Tameka P.

After waiting in a food distribution line for food-insecure families, Tameka became part of an online conversation about food insecurity. Social media chatter criticized some of the people who were looking for support because of the cars they were driving. Even though Tameka’s car is more than 10 years old, commenters zeroed in on the car’s brand and cast judgement without knowing her whole story.

1. Facing Judgement

Tameka: I purchased that car when I had a good job. The car is really old, it’s like 11 years old now. Because you’re saying expensive cars, and you’re naming names, I’m like well I have a car like that but just because I have a car like that doesn’t mean I’m not in need. So you never know because my situation was totally different from anybody’s situation.

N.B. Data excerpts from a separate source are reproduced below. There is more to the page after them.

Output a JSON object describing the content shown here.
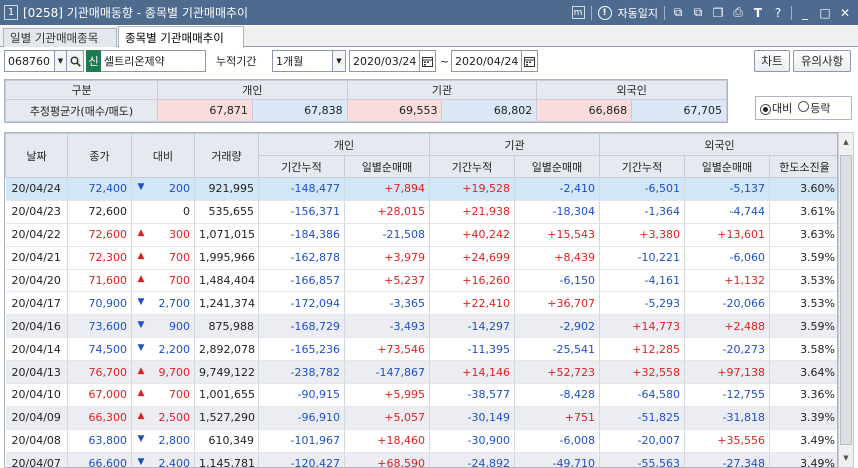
{
  "window": {
    "num": "1",
    "title": "[0258] 기관매매동향 - 종목별 기관매매추이",
    "right_label": "자동일지",
    "icons": [
      "m-icon",
      "alarm-icon",
      "link-icon",
      "popout-icon",
      "copy-icon",
      "print-icon",
      "font-icon",
      "help-icon",
      "minimize-icon",
      "maximize-icon",
      "close-icon"
    ],
    "glyphs": {
      "m": "m",
      "alarm": "!",
      "link": "⧉",
      "popout": "⧉",
      "copy": "❐",
      "print": "⎙",
      "font": "T",
      "help": "?",
      "minimize": "_",
      "maximize": "□",
      "close": "✕"
    }
  },
  "tabs": [
    {
      "label": "일별 기관매매종목"
    },
    {
      "label": "종목별 기관매매추이"
    }
  ],
  "controls": {
    "code": "068760",
    "market_badge": "신",
    "stock_name": "셀트리온제약",
    "period_label": "누적기간",
    "period_value": "1개월",
    "date_from": "2020/03/24",
    "tilde": "~",
    "date_to": "2020/04/24",
    "chart_button": "차트",
    "notice_button": "유의사항"
  },
  "summary": {
    "header_label": "구분",
    "row_label": "추정평균가(매수/매도)",
    "groups": [
      "개인",
      "기관",
      "외국인"
    ],
    "values": [
      "67,871",
      "67,838",
      "69,553",
      "68,802",
      "66,868",
      "67,705"
    ]
  },
  "radio": {
    "option1": "대비",
    "option2": "등락",
    "selected": "대비"
  },
  "grid": {
    "headers": {
      "date": "날짜",
      "close": "종가",
      "change": "대비",
      "volume": "거래량",
      "groups": [
        "개인",
        "기관",
        "외국인"
      ],
      "sub": [
        "기간누적",
        "일별순매매",
        "기간누적",
        "일별순매매",
        "기간누적",
        "일별순매매",
        "한도소진율"
      ]
    },
    "rows": [
      {
        "date": "20/04/24",
        "close": "72,400",
        "dir": "dn",
        "change": "200",
        "volume": "921,995",
        "vals": [
          "-148,477",
          "+7,894",
          "+19,528",
          "-2,410",
          "-6,501",
          "-5,137"
        ],
        "limit": "3.60%"
      },
      {
        "date": "20/04/23",
        "close": "72,600",
        "dir": "",
        "change": "0",
        "volume": "535,655",
        "vals": [
          "-156,371",
          "+28,015",
          "+21,938",
          "-18,304",
          "-1,364",
          "-4,744"
        ],
        "limit": "3.61%"
      },
      {
        "date": "20/04/22",
        "close": "72,600",
        "dir": "up",
        "change": "300",
        "volume": "1,071,015",
        "vals": [
          "-184,386",
          "-21,508",
          "+40,242",
          "+15,543",
          "+3,380",
          "+13,601"
        ],
        "limit": "3.63%"
      },
      {
        "date": "20/04/21",
        "close": "72,300",
        "dir": "up",
        "change": "700",
        "volume": "1,995,966",
        "vals": [
          "-162,878",
          "+3,979",
          "+24,699",
          "+8,439",
          "-10,221",
          "-6,060"
        ],
        "limit": "3.59%"
      },
      {
        "date": "20/04/20",
        "close": "71,600",
        "dir": "up",
        "change": "700",
        "volume": "1,484,404",
        "vals": [
          "-166,857",
          "+5,237",
          "+16,260",
          "-6,150",
          "-4,161",
          "+1,132"
        ],
        "limit": "3.53%"
      },
      {
        "date": "20/04/17",
        "close": "70,900",
        "dir": "dn",
        "change": "2,700",
        "volume": "1,241,374",
        "vals": [
          "-172,094",
          "-3,365",
          "+22,410",
          "+36,707",
          "-5,293",
          "-20,066"
        ],
        "limit": "3.53%"
      },
      {
        "date": "20/04/16",
        "close": "73,600",
        "dir": "dn",
        "change": "900",
        "volume": "875,988",
        "vals": [
          "-168,729",
          "-3,493",
          "-14,297",
          "-2,902",
          "+14,773",
          "+2,488"
        ],
        "limit": "3.59%"
      },
      {
        "date": "20/04/14",
        "close": "74,500",
        "dir": "dn",
        "change": "2,200",
        "volume": "2,892,078",
        "vals": [
          "-165,236",
          "+73,546",
          "-11,395",
          "-25,541",
          "+12,285",
          "-20,273"
        ],
        "limit": "3.58%"
      },
      {
        "date": "20/04/13",
        "close": "76,700",
        "dir": "up",
        "change": "9,700",
        "volume": "9,749,122",
        "vals": [
          "-238,782",
          "-147,867",
          "+14,146",
          "+52,723",
          "+32,558",
          "+97,138"
        ],
        "limit": "3.64%"
      },
      {
        "date": "20/04/10",
        "close": "67,000",
        "dir": "up",
        "change": "700",
        "volume": "1,001,655",
        "vals": [
          "-90,915",
          "+5,995",
          "-38,577",
          "-8,428",
          "-64,580",
          "-12,755"
        ],
        "limit": "3.36%"
      },
      {
        "date": "20/04/09",
        "close": "66,300",
        "dir": "up",
        "change": "2,500",
        "volume": "1,527,290",
        "vals": [
          "-96,910",
          "+5,057",
          "-30,149",
          "+751",
          "-51,825",
          "-31,818"
        ],
        "limit": "3.39%"
      },
      {
        "date": "20/04/08",
        "close": "63,800",
        "dir": "dn",
        "change": "2,800",
        "volume": "610,349",
        "vals": [
          "-101,967",
          "+18,460",
          "-30,900",
          "-6,008",
          "-20,007",
          "+35,556"
        ],
        "limit": "3.49%"
      },
      {
        "date": "20/04/07",
        "close": "66,600",
        "dir": "dn",
        "change": "2,400",
        "volume": "1,145,781",
        "vals": [
          "-120,427",
          "+68,590",
          "-24,892",
          "-49,710",
          "-55,563",
          "-27,348"
        ],
        "limit": "3.49%"
      }
    ]
  },
  "colors": {
    "up": "#e02020",
    "down": "#1f4fc8",
    "title_bar": "#4e6a8f",
    "selected_row": "#d2e7f5",
    "alt_row": "#ebedf2",
    "buy_cell": "#fadcdc",
    "sell_cell": "#dbe8f8"
  },
  "arrows": {
    "up": "▲",
    "dn": "▼"
  }
}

2. Unexpected Circumstance

Tameka: My daughter, she went into the hospital, she had pneumonia, she already was having asthma problems and by the end of that week she wound up having a massive stroke. So, I really didn’t have any leave because I just started a job. But I was only there for two months so I really didn’t have any leave. So, that being said, of course she’s going to be out for a while, which she stayed in the hospital for about two months and then after that she had to do rehab which was about five months. So they wanted to know am I going to come back to work full time? Part time? I really didn’t know, it was so fresh to me. It was just like something that you would never imagine would have happened to your child.

3. Growing Pains

Tameka: She needs like one size smaller than the other size and you can’t purchase shoes like that. And I’m not going have her in orthopedic shoes and everybody’s really laughing at her. So, I have to be smart and what I do is, I take out the pad, the padding in one, sometimes I’ll add a gel in the other just to offset with the brace. It’s important because I don’t want her to get bullied at school. I don’t want her to get talked about at school and it’s not to fit in like, oh, you’re going to get a pair of Burberry or Polo or something, it’s Converse — just basic Nike or whatever. But, she needs something where she feels like, ‘I’m normal and I fit in’, that makes her day go by better. That makes her, you know, do her work and things like that and don’t shut down. If I can do whatever I can, I’m going do whatever I can to make sure she’s safe and she feels like ‘I belong’.

4. Looking for Help

Tameka: Food stamps help a lot with taking care of the household but by the end of the month when everything is gone, that’s when it’s a stretch. By the end of the month like by week 3 going into 4, that’s when it’s a stretch. . . Because sometimes her dad, during seasonal hours, because he works at a hotel, now no one is at the hotel in this area when it’s cold. Only during like spring time to summer time and the end of summer. So during fall and winter, there isn’t really a lot of work for him so child support goes down, I mean it goes down tremendously. So I can’t afford my bills anymore, so, I was blessed to get a housing voucher, which that helps a lot. So with the housing voucher and the energy allowance that they give you along with the food stamps, I think I should be able to prosper and try to get back on my feet.

5. Hope for the Future

Tameka: Life is not easy — every time you wake up in the morning, you are still living through this crisis, but with prayer, and good family members and good people out in the community, it can be your motivation and an inspiration in your life to ease off some of the pain. You know it’s not going to be perfect 100 percent every day, but you will have good days.